On Tuesday, November 15, 2005 08:55:56 PM -0500 Ron Croonenberg <[EMAIL PROTECTED]> wrote:
Well i have OpenAFS working on OpenSI for a while now. Things seem to work pretty stable, however we needed a "hack" in some SSI filesystem handling when a process migrates to another clusternode. We think we have a good solution for it instead of just a hack. the question is, does AFS have a unique major number ?
Actually, the question you're trying to ask is whether AFS has a reserved major number, such that the device number of a mounted AFS filesystem will be consistent across all systems. The answer is that it does not. In Linux, filesystems which have no physical device backing them are attached to an unnamed device with a device number allocated by the kernel. This number will be distinct from any other block device number in use in the system, but it will not be consistent from one system to the next, or even from one boot to the next.
if (S_ISAFS(inode->i_mode)) { if ((inode->i_ino == path->ino && inode->i_generation == path->generation && par_mount(inode->i_sb->s_ssidev, path->ssidev))) return 1; }
If you are in user mode, the correct way to determine whether two paths represent the same AFS file is to use the VIOCGETFID pioctl to obtain the FID's for each file, and compare them.
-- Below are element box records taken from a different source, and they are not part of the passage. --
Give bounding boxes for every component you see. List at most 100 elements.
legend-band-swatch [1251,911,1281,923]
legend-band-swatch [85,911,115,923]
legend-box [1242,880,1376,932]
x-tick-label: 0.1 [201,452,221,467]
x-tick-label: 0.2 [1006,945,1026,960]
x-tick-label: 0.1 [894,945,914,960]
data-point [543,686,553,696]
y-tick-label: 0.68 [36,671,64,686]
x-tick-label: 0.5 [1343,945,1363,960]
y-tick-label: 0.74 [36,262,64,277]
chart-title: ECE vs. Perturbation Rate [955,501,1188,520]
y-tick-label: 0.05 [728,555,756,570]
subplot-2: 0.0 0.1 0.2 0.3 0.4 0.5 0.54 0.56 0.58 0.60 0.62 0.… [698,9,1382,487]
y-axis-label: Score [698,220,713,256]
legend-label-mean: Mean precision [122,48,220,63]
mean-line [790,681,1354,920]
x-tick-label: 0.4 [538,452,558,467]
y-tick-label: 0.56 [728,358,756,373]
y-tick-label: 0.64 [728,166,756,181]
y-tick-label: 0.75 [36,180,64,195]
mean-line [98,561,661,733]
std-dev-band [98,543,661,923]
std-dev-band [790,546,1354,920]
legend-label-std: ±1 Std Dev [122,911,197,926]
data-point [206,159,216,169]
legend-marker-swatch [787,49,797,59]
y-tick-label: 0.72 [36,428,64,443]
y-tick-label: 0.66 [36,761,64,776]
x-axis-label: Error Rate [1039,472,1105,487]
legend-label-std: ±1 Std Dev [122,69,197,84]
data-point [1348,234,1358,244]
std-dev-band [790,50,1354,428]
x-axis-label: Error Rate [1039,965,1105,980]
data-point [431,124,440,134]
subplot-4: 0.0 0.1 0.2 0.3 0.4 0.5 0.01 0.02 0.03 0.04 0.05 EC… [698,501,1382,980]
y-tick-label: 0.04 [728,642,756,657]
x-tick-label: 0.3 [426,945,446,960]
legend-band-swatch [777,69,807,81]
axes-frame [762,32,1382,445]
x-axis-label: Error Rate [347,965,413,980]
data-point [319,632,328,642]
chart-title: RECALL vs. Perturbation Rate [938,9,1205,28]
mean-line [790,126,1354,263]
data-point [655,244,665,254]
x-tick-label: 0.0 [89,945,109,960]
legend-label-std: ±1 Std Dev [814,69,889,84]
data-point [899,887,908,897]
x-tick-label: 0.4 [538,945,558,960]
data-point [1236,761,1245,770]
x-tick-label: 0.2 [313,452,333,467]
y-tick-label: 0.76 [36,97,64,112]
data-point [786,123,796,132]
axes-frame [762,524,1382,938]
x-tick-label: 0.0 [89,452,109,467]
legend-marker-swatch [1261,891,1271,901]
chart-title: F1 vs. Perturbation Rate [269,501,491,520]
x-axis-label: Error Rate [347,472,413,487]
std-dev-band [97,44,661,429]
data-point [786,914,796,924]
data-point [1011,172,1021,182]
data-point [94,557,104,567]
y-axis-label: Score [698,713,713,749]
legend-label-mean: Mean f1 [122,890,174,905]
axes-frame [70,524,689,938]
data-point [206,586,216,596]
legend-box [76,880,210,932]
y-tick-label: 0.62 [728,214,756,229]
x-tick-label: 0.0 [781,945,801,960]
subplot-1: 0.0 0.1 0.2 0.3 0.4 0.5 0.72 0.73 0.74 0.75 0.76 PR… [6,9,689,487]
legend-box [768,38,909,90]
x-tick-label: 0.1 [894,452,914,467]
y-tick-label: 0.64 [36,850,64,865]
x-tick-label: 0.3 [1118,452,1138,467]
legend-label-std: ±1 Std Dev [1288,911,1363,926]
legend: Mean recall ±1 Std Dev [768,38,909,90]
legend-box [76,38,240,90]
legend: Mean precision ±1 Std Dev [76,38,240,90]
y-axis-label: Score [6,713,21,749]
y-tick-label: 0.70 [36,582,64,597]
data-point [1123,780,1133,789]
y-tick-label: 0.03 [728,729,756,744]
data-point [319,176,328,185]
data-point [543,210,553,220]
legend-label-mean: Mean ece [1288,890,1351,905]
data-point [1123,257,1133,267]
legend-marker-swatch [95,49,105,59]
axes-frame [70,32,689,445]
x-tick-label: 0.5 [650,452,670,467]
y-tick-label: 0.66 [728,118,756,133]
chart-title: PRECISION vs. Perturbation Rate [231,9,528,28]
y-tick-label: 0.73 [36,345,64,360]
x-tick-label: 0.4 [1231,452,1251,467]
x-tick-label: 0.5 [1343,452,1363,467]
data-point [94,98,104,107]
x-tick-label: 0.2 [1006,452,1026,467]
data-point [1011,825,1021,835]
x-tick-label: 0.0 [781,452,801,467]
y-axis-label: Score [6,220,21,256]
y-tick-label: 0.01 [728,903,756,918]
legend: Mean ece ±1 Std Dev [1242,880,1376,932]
If the file is not in AFS, the pioctl will fail with EINVAL. Note that while there is no interface to obtain the FID of an open file descriptor, in Linux you can cheat by calling the pioctl on /proc/self/fd/N
If you are in kernel mode, you will need access to macros and private data structures belonging to the cache manager in order to determine whether a vnode belongs to AFS and safely extract its FID.